Savaş bittiğinden beri Arya alışılmadık bir şekilde sessizdi, düşünceleri herkesten sakladığı derin bir utançla doluydu.
Bu sırada Ravenstein malikanesinin başka bir bölümünde, Avalon odadan çıktı, gözleri kan çanağına dönmüş, yüzü solgun ve yorgundu.
Ruh hali tamamen bozuktu ve normalde etrafında sıcaklıkla dans eden ateş molekülleri, şimdi soğuk bir şekilde titriyordu, içindeki üzüntü ve öfkeyi yansıtıyordu.
Yürürken, kapının hemen dışında duran Magnus ile karşılaştı. Magnus'un varlığı her zamanki gibi ağırdı, ama bu sefer Avalon babasında daha önce hiç hissetmediği bir şey hissetti. Üzüntü. İstekizlik.
Avalon, Magnus'u ilk kez böyle görüyordu. Her zaman kendine güvenen, her şeyden emin olan adam, şimdi omuzlarında bile sarsamadığı bir yükle duruyordu.
İki adam, baba ve oğul, bir an için göz göze geldi. İkisi de konuşmadı, ama sözlere gerek yoktu.
İkisi de birbirlerinin hissettiği acının derinliğini anlıyordu.
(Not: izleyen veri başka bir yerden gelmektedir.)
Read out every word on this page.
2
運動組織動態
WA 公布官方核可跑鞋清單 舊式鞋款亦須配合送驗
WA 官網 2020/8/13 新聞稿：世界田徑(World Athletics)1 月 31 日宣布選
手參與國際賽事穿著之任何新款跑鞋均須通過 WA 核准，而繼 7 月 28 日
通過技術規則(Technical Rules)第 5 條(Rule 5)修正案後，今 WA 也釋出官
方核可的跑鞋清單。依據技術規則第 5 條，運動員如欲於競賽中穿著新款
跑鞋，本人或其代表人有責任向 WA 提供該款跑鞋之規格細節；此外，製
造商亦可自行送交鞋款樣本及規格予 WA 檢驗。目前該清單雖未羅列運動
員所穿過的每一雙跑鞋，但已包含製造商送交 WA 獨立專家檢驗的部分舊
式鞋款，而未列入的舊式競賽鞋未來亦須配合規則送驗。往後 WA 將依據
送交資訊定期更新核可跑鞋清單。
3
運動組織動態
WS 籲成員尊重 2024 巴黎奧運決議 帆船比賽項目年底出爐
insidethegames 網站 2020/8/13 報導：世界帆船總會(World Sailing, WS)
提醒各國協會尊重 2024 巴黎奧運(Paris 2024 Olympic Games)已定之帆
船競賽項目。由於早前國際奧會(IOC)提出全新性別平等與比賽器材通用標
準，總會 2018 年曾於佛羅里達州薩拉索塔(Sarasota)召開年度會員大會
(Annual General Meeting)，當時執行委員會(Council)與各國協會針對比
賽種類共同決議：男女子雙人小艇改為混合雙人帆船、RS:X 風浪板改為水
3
Aileleri ve güçleriyle çevrili bu geniş malikanede, onlar sadece yas tutan iki adamdı.
Sessiz bir anlayışla birbirlerine başlarını salladılar, yan yana geçerken hiç konuşmadılar.
Avalon bir saniye durdu ve Magnus'un kapının önünde durmasını izledi. Ve sonra, Avalon'un hiç görmeyeceğini düşündüğü bir manzara karşısına çıktı: Magnus, birkaç gün önce tüm insan dünyasını sarsan adam, derin bir nefes aldı.
Cesaretini toplayıp odaya girmeden önce kendini topladı.
Avalon yürümeye devam etti, bacakları amaçsızca malikanede dolaşıyordu. Bakışları uzak, zihni dağınıktı. Kaybolmuş bir adam gibi, bir zamanlar olduğu savaşçının boş kabuğu gibi hareket ediyordu.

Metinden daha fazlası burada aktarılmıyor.